Chainlink is a leading provider of decentralized oracle services, and its network of node operators, backed by cryptographic guarantees and a reputation-based incentive model, has delivered a level of reliability that many other oracle solutions have struggled to match.
As such, Chainlink has become the go-to oracle provider for systems where data integrity is critical.
In its recently released Q3 report, Chainlink Labs highlighted several major partnerships, including collaborations with interbank messaging giant Swift, U.S. clearinghouse DTCC, and its European counterpart Euroclear. The report also mentioned a pilot project with the U.S. Department of Commerce aimed at bringing government data on-chain.
Chainlink also used the update to shed light on its expanding vision that is transitioning from a pure oracle solution into a full-stack infrastructure platform powering tokenized assets and real-world applications.
Meanwhile, data from DeFiLlama shows that Chainlink continues to dominate the oracle landscape, securing over $92.58 billion in total value, around 68% of the entire market.
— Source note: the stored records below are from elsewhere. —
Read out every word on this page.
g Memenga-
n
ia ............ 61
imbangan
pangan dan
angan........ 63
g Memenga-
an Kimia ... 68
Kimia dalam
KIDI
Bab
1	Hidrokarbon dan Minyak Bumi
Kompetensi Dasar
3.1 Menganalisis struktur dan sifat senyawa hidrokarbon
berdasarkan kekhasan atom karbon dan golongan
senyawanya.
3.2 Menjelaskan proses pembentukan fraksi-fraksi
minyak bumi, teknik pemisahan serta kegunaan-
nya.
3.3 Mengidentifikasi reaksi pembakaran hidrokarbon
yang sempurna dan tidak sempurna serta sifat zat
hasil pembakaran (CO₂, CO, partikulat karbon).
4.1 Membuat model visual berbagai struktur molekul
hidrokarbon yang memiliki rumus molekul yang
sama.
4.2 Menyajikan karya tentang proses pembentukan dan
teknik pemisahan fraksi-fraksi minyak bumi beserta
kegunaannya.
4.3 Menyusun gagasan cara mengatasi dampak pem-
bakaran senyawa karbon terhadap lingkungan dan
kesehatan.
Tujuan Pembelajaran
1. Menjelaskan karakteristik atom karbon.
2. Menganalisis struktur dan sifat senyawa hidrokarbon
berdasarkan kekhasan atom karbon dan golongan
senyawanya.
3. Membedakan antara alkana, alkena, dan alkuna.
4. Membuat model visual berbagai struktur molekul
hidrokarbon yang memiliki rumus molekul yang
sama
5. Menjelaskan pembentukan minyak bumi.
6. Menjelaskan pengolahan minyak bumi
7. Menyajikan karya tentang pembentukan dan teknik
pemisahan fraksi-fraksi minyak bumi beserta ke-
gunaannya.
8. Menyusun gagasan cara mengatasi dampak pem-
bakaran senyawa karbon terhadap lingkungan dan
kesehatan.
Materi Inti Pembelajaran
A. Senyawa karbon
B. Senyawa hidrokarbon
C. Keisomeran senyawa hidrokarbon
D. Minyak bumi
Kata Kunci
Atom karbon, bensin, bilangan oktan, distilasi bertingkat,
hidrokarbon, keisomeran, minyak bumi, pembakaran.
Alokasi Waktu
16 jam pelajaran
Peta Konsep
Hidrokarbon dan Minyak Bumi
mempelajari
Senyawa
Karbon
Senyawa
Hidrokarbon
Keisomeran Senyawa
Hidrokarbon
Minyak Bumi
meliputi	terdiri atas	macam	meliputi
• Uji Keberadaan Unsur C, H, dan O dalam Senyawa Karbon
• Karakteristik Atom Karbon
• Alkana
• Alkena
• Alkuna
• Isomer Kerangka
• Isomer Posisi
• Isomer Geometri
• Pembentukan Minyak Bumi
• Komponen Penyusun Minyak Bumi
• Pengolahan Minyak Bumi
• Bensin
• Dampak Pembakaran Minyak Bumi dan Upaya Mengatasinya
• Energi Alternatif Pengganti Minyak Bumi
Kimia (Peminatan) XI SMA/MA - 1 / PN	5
Its closest rival, Chronicle, lags far behind with $10.5 billion in TVS.
A big upcoming development for Chainlink that has also boosted visibility for the token is Chainlink cofounder Sergey Nazarov’s inclusion in the Federal Reserve’s conference on payments innovation, scheduled for Oct. 21. Alongside representatives from Paxos, Circle, and Coinbase, Nazarov is expected to speak on the role of decentralized technologies in building more secure and transparent payment systems.
Such developments have caught the attention of both retail traders and whales, many of whom seem to be positioning early in anticipation of further growth and long-term potential for the project.
Backing this up, data from Santiment shows that whale wallets holding between 100k and 100 million LINK have steadily increased their holdings over the past three days. This accumulation trend is further reinforced by data from Nansen, which reveals notable exchange outflows.

Specifically, the balance of LINK held across centralized exchanges dropped by 3.8% over the past week, bringing the total down to 269.6 million tokens, a sign that investors may be moving their assets into self-custody, typically seen as a bullish signal.
On the daily chart, Chainlink price appears to have formed a double bottom pattern, a structure often viewed as a bullish reversal, signaling that the recent selling pressure may be easing as buyers step in to defend a key support zone.

The immediate resistance to watch lies near $20.24, which marks the neckline of this potential reversal formation. Interestingly, this level also lines up with the 50% Fibonacci retracement zone, adding more weight to its importance.
If LINK manages to break above this neckline while the RSI also pushes through its descending trendline resistance, it would likely add strong confirmation to the bullish setup. As of press time, the MACD lines were trending upward, suggesting that momentum is gradually shifting in favor of the bulls.
A confirmed breakout from this double bottom pattern could open the doors for a rally toward $24, which is derived by projecting the depth of the pattern above the neckline level. The target lies 35% above the current price level.
However, if LINK fails to hold above support and drops below $16.47, a level that corresponds with the 38.2 percent Fibonacci retracement, the bullish structure would be invalidated, possibly exposing the token to further downside risk.
Disclosure: This article does not represent investment advice. The content and materials featured on this page are for educational purposes only.